Rollback Is Not Undo
Rollback is not reversal. Rollback is declaration of invalid authority after the fact.
When a system rolls back, it does not erase history— it judges it.
I. The Dangerous Confusion Between Rollback and Undo
Undo implies:
the action never happened
consequences never existed
authority was never exercised
Rollback does not do this.
Rollback means:
the action occurred
the authority was exercised
the outcome was later declared invalid
This is adjudication.
II. Rollback Preserves History
A lawful rollback:
keeps the original action
keeps its timestamp
keeps its actor
keeps its consequences
adds a judgment declaring it void
Erasing history is falsification.
III. Rollback Is a Retroactive Verdict
Rollback applies law after execution.
It states:
“this should not have been allowed”
“this outcome cannot stand”
“future state must compensate”
Retroactive judgment must be rare, explicit, and justified.

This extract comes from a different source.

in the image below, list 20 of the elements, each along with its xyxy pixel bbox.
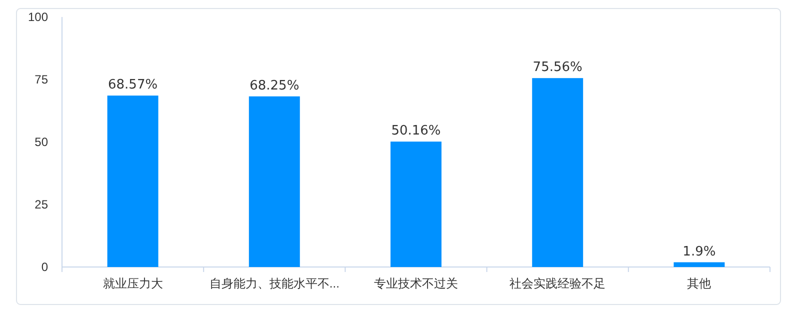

IV. Rollback Changes Trust Boundaries
After rollback:
trust in the actor may change
permissions may be reduced
supervision may increase
safeguards may tighten
Rollback is corrective governance.
V. Rollback Requires Compensation
Rolling back state does not roll back reality.
External effects:
notifications sent
payments attempted
messages delivered
actions observed
These require compensation.
Ignoring compensation creates inconsistency.
VI. Rollback Must Be Explicitly Authorized
A lawful rollback requires:
declared rollback authority
scope limitations
reason codes
approval or quorum
Silent or automatic rollback is unchecked power.
VII. Rollback Must Be Recorded
A lawful system records:
the original action
the rollback decision
who authorized it
when it occurred
what was compensated
Rollback without record is secret revision.
Secret revision is illegitimate.
VIII. Replay Requires Rollback Semantics
Replay must reproduce:
the original execution
the rollback judgment
the compensation actions
the final state
If replay simply “never executes” the action, audit fails.
IX. Infrastructure Rollbacks Are Not Law
Database transactions, snapshots, and version control do not define rollback law.
They provide tools.
Rollback policy must live in:
kernel decisions
registry rules
versioned authority
Not in implicit transactions.
X. Final Conclusion
Rollback is not undo.
A lawful system:
treats rollback as retroactive judgment
preserves full history
applies compensation explicitly
restricts rollback authority
records and replays rollback deterministically
Anything else erases reality instead of governing it.